Neste final de 2015, o ciclo das ocupações chegou em mais de uma centena de escolas de São Paulo e nas universidades federais e estaduais (aqui gostaria de fazer referencia específica à ocupação da UERJ, que ainda está em andamento). De que forma essas ocupações poderiam constituir um espaço de produção de alternativas? Como elas se inserem no contexto brasileiro de crise política, econômica e ambiental? Quais são as possíveis armadilhas a serem enfrentadas? Sem dúvida, as repostas (e outras perguntas) estão sendo formuladas no interior do próprio movimento. Aqui gostaria de levantar três pontos para reflexão e intercâmbio com os estudantes acampados:
a) Ocupação e produção de novas formas de vida
Quando o ciclo do Occupy deformou, alguns pesquisadores destacaram que havia uma inflexão interessante com relação às formas de luta anteriores, em especial aquelas altermundistas da década de 1990 e começo da década de 2000 (contra a OMC, o FMI e por outros mundos possíveis)[xxiv]. Ao invés de seguir os calendários das grandes reuniões e summits, promovendo estratégias de shutting down com o objetivo de proteger os bens comuns ameaçados pelas decisões das agências, as ocupações decidem experimentar diretamente a construção de uma experiência em comum, desenvolvendo profundamente capacidades de gestão do espaço (limpeza, organização, cuidado com o patrimônio etc.), de produção de insumos e serviços vitais (alimentação, água, banheiros etc.), de criação de redes de solidariedade, (doações, estratégias de visibilidade, apoio profissional etc.) de programação cultural (música, teatro, saraus etc.) e de âmbitos de decisão democrática (assembleias, enquetes, novas formas de participação etc.) [xxv].

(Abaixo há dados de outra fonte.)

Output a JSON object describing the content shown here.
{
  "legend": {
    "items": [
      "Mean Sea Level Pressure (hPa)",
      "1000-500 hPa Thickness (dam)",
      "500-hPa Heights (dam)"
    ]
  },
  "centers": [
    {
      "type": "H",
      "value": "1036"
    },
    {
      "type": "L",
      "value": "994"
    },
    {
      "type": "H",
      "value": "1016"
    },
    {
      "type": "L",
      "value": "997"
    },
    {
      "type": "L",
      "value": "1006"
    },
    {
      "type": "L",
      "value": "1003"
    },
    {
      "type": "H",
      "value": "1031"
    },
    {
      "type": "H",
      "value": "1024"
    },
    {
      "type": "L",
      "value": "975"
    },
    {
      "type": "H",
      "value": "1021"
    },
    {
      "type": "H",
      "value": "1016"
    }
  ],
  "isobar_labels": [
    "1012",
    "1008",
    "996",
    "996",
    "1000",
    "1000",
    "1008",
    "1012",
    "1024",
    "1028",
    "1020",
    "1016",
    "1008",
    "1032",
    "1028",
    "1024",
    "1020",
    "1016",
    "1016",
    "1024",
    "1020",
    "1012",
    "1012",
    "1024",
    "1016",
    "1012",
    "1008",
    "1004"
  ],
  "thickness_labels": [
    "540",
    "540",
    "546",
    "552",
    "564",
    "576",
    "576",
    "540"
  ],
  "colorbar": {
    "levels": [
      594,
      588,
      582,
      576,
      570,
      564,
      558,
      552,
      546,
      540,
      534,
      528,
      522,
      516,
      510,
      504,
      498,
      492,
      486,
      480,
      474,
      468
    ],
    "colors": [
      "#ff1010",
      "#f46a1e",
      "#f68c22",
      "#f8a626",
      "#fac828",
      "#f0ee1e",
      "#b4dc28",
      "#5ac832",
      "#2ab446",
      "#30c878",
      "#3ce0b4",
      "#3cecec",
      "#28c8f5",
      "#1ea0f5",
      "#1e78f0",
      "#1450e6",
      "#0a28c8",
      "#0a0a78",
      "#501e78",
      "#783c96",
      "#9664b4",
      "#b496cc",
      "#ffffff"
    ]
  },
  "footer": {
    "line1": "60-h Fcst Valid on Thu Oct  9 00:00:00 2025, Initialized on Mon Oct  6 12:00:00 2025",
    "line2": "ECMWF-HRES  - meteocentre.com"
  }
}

A passagem da defesa dos bens comuns (década de 1990) para a própria constituição direta do comum revela aspectos interessantes, em especial, a constatação de que essa forma de gestão é qualitativamente melhor e infinitamente mais democrática que a usual forma de conduzir os serviços públicos através da dicotomia público-privado, que alterna entre o Estado como provedor direto ou os vários modelos de descentralização para o mercado. As ocupações, ao contrário, se reapropriam dos serviços para torná-los, não estatais ou privados, mas comuns. Não poderíamos testar o modelo, também em serviços mais amplos e complexos (por exemplo, os serviços urbanos em geral)? Ele não seria uma das bases para pensarmos outras formas de desenvolvimento para além do híbrido neodesenvolvimentismo e neoliberalismo?
No campo das instituições de ensino, as ocupações tem um potencial de romper com a pesada tradição disciplinar que transforma o aluno em uma figura passiva, apática e obediente, tolhendo a criatividade e o desejo de participar e colaborar com o processo de aprendizagem. “A minha filha nunca teve tanta vontade de ir para a escola”, disse a mãe de uma aluna em reportagem sobre as ocupações de São Paulo. Além disso, as ocupações tornam visíveis e mais densas práticas já existentes, principalmente nas universidades, de construção de redes de autoformação e autoaprendizagem nas franjas do currículo obrigatório e da relação professor-aluno.
As ocupações permitem também experimentar um espaço alternativo (um entre) com relação ao duplo escola-família ou universidade-empresa, que aprisiona o cotidiano do estudante e impede que uma série de interações sociais aconteçam[xxvi]. Vale notar que no horizonte de crise e de precariedade esses duplos se fortalecem, já que o estudante, pela impossibilidade de se sustentar, precisa se manter por mais tempo no interior da família ou então lançar-se em várias atividades remuneradas, tendo como efeito uma maior expropriação do tempo de vida.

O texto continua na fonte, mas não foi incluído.